We see further that this ministry is centered on what the
Acts of the Apostle calls, “the breaking of the bread”: the celebration of the
Eucharist, to which we in our worship are about to turn. The Eucharist fuels their mission and
impels them to embrace the mission on which they are sent by Christ. The work of discipleship always draws
its strength from Christ. Christ
is with his disciples as he prepares them for their mission, and remains with
them as they carry it out. St.
Luke points out that in the midst of the Last Supper Jesus announces to his
disciples as they argue about which of them is the best, that he “stands in
their midst one who serves” (Lk 22:27).
In our celebration of the Eucharist we see that Christ still stands in
our midst as one who serves. Even
now, risen in glory, exists not for himself but for us: to nourish us, to
strengthen us, in order that we might conduct ourselves similarly, for others,
for their benefit. Even after
sending them as he is sent, he remains with them to inspire them.
As graduates of Oakland Catholic you have been given great
tools with which to bring Christ’s healing to the world. These are gifts given to you for
service. The continuation of your
development will lead you to fields of employment, to vocations within the
Church or to family life. Within
these endlessly varied contexts you will encounter joys and hardships,
successes and setbacks, opportunities and obstacles. You will experience in all times and places the world’s
goodness and its brokenness.
Your education has prepared you to engage these circumstances with a
healing purpose, to make better what is good.

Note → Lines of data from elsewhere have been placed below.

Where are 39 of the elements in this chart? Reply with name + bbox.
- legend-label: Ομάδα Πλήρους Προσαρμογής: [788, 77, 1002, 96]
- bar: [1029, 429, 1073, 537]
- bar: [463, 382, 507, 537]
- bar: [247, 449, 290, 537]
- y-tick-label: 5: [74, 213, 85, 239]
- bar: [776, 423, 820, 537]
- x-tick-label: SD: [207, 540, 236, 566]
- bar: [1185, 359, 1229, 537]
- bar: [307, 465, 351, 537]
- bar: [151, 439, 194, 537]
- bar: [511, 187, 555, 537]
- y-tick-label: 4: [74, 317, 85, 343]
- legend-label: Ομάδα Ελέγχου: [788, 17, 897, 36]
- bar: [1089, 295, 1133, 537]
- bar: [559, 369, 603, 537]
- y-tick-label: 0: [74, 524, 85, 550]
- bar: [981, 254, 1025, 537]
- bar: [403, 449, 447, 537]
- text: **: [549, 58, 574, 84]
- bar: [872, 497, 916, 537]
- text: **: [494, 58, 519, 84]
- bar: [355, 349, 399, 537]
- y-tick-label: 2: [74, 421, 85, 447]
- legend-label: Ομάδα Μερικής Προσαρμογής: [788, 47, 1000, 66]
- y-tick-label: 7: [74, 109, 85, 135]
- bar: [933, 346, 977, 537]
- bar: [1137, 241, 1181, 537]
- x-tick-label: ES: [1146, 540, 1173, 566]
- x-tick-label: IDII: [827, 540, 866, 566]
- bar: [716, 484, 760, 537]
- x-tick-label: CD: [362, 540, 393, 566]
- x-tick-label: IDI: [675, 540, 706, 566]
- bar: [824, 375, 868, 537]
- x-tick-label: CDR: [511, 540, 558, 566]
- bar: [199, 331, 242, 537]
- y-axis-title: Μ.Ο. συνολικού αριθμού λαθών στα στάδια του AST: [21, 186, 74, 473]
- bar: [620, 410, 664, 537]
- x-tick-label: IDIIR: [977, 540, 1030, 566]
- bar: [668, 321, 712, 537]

This doesn’t mean that your education or any other aspect of
your life is not given to you for your own happiness. As Jesus prepares his disciples for their mission he
promises them a share in his joy, and in fact we hear him telling his
disciples, “to be of good cheer,” be happy!
They key to joy and happiness is taking up the mission that
Jesus gives to us. In one of
Jesus’ most famous parables, the parable of the talents, the master in the
parable congratulates his hard working disciples who have worked to increase
what was given to them. He says to
them, “Well done, good and faithful servant. You have been faithful over little; I will set you over
much. Enter into the joy of your
master…” These words indicate that
to enter the joy of the master is to take up his work, to take up his
mission. And this is exactly what
we see in Jesus’ disciples. The
men and women who fled in terror on the day of Jesus’ crucifixion now display
not only a supernatural courage in going out into the whole world, but even joy
as they face the opposition of the world to their Christian mission.
As Jesus prepares his disciples for their mission he prays
that the joy shared between him and his Father be in his disciples, and that
“their joy be complete.” The joy
of your graduation is great, but for all its greatness it is still
incomplete. There is more to
come. Your joy will be made
complete as you devote what has been given to you at Oakland Catholic to the
living out of a good, holy life; a life that embraces the goodness of the world;
a life of loving service to God and to neighbor.